The Institute for the Advancement of Deaf Persons in Israel
- Formation: 1993
- Legal status: non-profit
- Purpose: initiate, develop and implement programs for the empowerment & independence of the Israeli deaf and hard-of-hearing community
- Location: Tel Aviv, Israel;
- Website: Official website (in Hebrew)

= The Institute for the Advancement of Deaf Persons in Israel =

Israeli non-profit organization

The Institute for the Advancement of Deaf Persons in Israel (Hebrew: המכון לקידום החרש בישראל, Arabic: معهد النهوض بالصم في اسرائيل) was founded in 1993 to provide services and programming to the Israeli deaf community.

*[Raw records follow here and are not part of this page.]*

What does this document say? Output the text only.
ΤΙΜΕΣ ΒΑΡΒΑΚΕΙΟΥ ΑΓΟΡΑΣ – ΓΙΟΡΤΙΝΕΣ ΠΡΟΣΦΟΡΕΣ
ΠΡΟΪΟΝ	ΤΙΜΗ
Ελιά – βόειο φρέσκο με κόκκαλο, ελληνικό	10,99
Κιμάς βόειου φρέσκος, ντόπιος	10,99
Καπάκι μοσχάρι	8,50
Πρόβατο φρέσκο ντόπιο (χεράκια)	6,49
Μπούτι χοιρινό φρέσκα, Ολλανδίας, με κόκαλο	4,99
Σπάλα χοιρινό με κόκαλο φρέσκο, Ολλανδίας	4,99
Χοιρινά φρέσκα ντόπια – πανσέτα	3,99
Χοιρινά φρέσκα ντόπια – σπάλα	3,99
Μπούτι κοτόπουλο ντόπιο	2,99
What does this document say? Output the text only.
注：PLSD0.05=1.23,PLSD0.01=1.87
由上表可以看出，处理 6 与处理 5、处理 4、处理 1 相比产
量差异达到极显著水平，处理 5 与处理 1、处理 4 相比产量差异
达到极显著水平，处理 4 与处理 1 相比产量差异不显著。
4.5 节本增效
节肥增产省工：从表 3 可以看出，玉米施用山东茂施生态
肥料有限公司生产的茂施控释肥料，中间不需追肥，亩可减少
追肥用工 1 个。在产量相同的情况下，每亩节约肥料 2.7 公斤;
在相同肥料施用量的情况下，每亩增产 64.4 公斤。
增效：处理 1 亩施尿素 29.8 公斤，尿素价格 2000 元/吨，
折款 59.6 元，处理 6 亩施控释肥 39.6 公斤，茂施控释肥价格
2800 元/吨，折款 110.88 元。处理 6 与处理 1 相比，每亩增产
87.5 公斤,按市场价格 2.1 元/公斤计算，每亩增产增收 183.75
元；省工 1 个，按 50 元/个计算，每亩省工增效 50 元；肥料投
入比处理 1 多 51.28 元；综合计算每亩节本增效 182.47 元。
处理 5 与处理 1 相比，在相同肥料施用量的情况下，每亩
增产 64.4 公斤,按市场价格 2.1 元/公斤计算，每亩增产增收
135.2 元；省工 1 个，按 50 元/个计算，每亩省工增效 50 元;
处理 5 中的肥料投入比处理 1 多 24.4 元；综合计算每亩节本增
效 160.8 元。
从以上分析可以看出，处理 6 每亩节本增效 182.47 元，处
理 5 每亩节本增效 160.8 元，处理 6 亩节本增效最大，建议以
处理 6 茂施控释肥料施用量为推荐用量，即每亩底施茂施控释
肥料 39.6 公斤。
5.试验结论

This includes employment assistance, creation of an electronic Israeli Sign Language dictionary, and organization of a national Deaf Day in 2009 to increase public awareness about the Israeli deaf community and Israeli Sign Language.

The institute is also the coordinator for government-provided interpreting services to deaf Israelis, including providing ISL interpreters, note takers, technology lending, and other support services for deaf university students. These services are handled through the institute's Sela Center. The institute also organizes an annual Student Day (יום הסטודנטים) for deaf and hard-of-hearing university students throughout Israel. In addition, the institute also works with Arab-Israeli deaf communities in Israel, providing Arabic-language materials and professional training to deaf Arab-Israelis and the professionals who work with them, as well as works in conjunction with deaf communities outside of Israel.